Percent Cover of Bare Ground, Canopy Cover and Ground Cover Between Land Use Type, Lokisale Game Controlled Area (GCA), Kwakuchinja (KWA) and Minjingu (MIN) (Median, Interquartile Range and Whiskers and Outliers). Different letters indicate significant differences with p < 0.05. Landcover map generated from 30 m resolution Landsat 7 data.

10.1177_19400829211008756-fig2.tif

Figure 3.

Rank abundance and species accumulation curves for each land use type in order of land use degradation: Kwakuchinja (KWA) and Minjingu (MIN) and Lokisale Game Controlled Area (GCA)..

10.1177_19400829211008756-fig3.tif

Shannon-Weiner, Simpsons and Inverse Simpsons indices were calculated for each site (Table 1). The results of the Shannon-Weiner diversity index indicate that of the three sites sampled Lolkisale was the most diverse (H’=2.579) followed by Minjingu (H’=1.827) and Kwachuchinja (H’=0.757). The Simpsons Diversity index resulted in identical evenness and species richness between the Kwachuchinja and Lolkisale (0.979). The results of the inverse Simpsons index indicate little difference in species dominance between Kwachuchinja and the Lolkisale Game Controlled Area (GCA) but due to the greater dominance of Onthophagus sp2 at the Minjingu site, the distribution had a steeper slope (Rank abundance curves per site shown in Figure 3 ). The species abundance distribution was calculated using the Berger-Parker index (Berger & Parker, 1970). The results of the index demonstrated decreased diversity in the Minjingu site because of the greater dominance of Onthophagus sp2 (84.2%) when compared to that of the dominant species found in the other study sites (Table 1): Onthophagus 14 (20.6%) and Sisysphus crispatus (23.2%).

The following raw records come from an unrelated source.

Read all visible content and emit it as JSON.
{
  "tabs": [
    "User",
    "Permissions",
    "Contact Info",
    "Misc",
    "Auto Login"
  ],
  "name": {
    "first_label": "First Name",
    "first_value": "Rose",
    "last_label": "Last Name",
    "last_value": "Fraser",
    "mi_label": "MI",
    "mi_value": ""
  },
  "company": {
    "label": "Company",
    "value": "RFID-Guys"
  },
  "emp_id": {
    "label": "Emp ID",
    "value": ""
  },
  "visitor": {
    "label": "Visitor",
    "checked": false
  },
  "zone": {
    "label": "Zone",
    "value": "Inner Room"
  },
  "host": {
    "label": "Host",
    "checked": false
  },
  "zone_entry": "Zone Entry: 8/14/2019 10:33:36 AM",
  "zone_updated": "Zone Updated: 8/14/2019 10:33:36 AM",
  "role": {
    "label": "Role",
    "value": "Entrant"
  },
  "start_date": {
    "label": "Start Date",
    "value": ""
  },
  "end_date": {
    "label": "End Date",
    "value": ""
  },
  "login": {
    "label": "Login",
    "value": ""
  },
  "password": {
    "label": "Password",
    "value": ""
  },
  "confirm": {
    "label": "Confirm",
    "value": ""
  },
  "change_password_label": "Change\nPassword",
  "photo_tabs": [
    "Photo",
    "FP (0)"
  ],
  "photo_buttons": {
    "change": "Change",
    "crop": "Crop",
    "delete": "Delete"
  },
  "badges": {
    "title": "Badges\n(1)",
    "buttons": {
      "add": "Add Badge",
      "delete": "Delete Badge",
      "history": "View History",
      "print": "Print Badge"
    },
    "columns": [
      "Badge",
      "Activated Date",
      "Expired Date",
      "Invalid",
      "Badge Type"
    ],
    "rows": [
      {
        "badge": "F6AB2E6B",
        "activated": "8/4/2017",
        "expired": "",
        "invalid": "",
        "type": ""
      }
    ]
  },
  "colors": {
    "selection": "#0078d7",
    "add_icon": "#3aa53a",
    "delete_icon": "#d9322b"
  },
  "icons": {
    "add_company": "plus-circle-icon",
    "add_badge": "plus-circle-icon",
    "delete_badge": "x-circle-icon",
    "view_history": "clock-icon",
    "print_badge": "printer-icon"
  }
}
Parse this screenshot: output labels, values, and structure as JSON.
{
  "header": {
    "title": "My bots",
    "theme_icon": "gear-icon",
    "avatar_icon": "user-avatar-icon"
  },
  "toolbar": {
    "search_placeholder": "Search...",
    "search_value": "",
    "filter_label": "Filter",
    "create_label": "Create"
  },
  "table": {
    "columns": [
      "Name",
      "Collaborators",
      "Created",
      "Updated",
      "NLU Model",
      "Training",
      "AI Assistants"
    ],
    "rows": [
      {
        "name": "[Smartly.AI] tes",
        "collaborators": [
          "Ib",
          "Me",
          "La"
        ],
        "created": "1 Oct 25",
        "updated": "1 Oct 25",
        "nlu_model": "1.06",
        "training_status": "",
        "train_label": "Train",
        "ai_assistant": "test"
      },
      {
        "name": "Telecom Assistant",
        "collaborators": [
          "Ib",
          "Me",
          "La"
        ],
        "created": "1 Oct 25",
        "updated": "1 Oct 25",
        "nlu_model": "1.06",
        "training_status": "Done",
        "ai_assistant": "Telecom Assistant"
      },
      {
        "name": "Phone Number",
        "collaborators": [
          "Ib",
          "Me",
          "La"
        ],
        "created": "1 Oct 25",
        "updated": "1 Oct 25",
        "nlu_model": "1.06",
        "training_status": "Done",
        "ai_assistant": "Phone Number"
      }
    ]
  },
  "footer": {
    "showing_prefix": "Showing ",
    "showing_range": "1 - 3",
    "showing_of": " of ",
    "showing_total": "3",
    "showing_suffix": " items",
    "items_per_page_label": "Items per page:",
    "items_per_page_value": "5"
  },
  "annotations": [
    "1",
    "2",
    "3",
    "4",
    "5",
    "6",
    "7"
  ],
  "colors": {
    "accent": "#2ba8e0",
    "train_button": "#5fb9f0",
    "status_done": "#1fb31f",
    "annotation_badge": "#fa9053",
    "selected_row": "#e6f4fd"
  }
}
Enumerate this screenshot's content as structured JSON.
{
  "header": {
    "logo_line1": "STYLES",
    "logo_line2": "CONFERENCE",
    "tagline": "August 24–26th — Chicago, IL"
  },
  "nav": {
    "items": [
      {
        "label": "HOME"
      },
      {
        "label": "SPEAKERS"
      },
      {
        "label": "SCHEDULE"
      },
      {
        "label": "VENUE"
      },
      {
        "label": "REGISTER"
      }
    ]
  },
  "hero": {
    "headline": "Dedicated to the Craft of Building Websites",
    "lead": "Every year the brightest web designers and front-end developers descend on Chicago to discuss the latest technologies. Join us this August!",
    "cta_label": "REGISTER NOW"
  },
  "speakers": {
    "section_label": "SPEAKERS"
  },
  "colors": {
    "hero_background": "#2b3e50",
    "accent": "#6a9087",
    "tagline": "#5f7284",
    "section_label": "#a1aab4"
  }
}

NMDS ordination of sampling units based on similarity of species abundance resulted two consistent and segregated groups as follows: (a) one formed by the degraded Kwakuchinja site and (b) two overlapping groups formed by the moderately disturbed Minjingu sites and another overlapping group formed by sites in the GCA (Figure 4). This clear segregation, particularly in terms of degraded vs. less disturbed were supported by ANOSIM tests, which detected a strong effect of landuse type (R = 0.830, p < 0.001). PERMANOVA indicated that canopy cover, amount of bare ground, study location and elevation all had significant effects on community composition (Table 2). The clustering and overlapping of the Minjingu and Lokisale sites is reflective of how strongly habitat characteristics may shape dung beetle community compositions over an acute spatial scale. Species composition in traps located in Kwakachinja sites had little compositional overlap with any of the Minjingu or Lokisale sites, and half of the traps located at the moderately disturbed Minjingu site comprised a mixture of species compositions from both the protected Lokisale GCA study site and the domestic livestock abundant Kwakachinja site. Three trapping locations in Minjingu were ordinated outside of the main cluster. This is likely due to a lower abundance of individuals per trap with (2,7, and 5 individuals respectively) and were traps dominated by a single species of Onthophagine.

Figure 4.

NMDS Plot Based on Dung Beetle Community Composition Between Three Land Use Types Along a Land Use Gradient in a Savannah Ecosystem of North Western Tanzania. In order of land use degradation: Kwakuchinja (KWA), Minjingu (MIN), Lokisale Game Controlled Area. NMDS based on abundance data using Bray Curtis dissimilarity index.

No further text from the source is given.